I have spent my entire career working on innovation. Some of that with a major defense contractor. I have gone through waves of heavy DC engagement. And no DC engagement.

1) I have never met a Senator, President or Congress person curious to understand the core nature of an innovation. I have had serious conversations with probably 10 Senators, 30 Representatives, 1 President, and many regulators.

2) I have been screwed over by every politician I thought I trusted.

3) I saw other politicians conspire to destroy Chu's agenda (democrat politicians) when he was DOE head because they saw him as naive.

So, I admit I have failed to understand how politicians work.

In the end, government's role is really not to drive innovation. It is to normalize innovation once it emerges. For example, let railroads innovate, but at some point standardize the gauge of track once dominant design is settled.

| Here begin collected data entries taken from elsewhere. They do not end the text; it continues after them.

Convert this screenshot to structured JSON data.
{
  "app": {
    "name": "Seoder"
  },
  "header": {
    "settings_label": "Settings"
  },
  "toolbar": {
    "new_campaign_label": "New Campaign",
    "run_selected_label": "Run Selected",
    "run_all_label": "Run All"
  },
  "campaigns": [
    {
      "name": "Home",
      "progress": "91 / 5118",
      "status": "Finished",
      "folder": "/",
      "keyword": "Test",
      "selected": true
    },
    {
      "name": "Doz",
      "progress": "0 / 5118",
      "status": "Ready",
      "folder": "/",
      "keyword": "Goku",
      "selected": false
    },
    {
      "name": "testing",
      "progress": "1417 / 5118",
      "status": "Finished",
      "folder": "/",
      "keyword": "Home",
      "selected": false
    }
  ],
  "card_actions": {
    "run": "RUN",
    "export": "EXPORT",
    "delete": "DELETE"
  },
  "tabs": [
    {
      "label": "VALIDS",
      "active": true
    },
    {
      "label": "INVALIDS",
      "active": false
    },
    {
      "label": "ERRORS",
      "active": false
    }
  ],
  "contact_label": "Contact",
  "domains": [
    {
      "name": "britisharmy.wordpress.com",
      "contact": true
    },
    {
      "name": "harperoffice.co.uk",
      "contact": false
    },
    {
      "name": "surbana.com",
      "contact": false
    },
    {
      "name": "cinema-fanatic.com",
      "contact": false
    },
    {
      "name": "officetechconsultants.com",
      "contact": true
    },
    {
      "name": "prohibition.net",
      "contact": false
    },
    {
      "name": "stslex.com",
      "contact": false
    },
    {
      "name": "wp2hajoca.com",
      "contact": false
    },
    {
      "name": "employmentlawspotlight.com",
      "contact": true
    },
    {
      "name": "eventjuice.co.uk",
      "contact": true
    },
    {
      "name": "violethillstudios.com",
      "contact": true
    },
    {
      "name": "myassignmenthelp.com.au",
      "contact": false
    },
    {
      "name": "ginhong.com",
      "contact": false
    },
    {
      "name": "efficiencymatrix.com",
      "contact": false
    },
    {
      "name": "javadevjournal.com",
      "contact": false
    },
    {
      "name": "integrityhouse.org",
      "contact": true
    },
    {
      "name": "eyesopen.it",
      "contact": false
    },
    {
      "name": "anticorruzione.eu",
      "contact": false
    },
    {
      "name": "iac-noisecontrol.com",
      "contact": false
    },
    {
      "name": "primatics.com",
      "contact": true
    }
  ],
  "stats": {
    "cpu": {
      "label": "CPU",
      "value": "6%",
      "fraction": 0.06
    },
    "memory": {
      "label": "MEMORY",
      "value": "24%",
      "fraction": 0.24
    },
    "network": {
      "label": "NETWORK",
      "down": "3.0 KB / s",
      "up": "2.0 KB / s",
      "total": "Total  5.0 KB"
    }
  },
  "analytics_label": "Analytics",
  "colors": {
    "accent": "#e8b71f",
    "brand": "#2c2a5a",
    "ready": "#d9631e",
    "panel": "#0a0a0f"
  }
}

The opportunity is ultimately an optionality challenge. Optionality is an information arbitrage. As Hayek stated in "Use of Knowledge in Society" the coordination of resources for economic innovation is best done through entrepreneurs close to the signal.

Probably the best thing innovators can do is educate the political class on how real innovation occurs. So that politicians and government can stay out of its way. The natural rate of innovation wants to be higher. And will happen quicker in every state, as it did in the 50s, if we remove the barriers to the optionality.

I am really unsure what role government plays in making this happen other than doing harm to slow it down.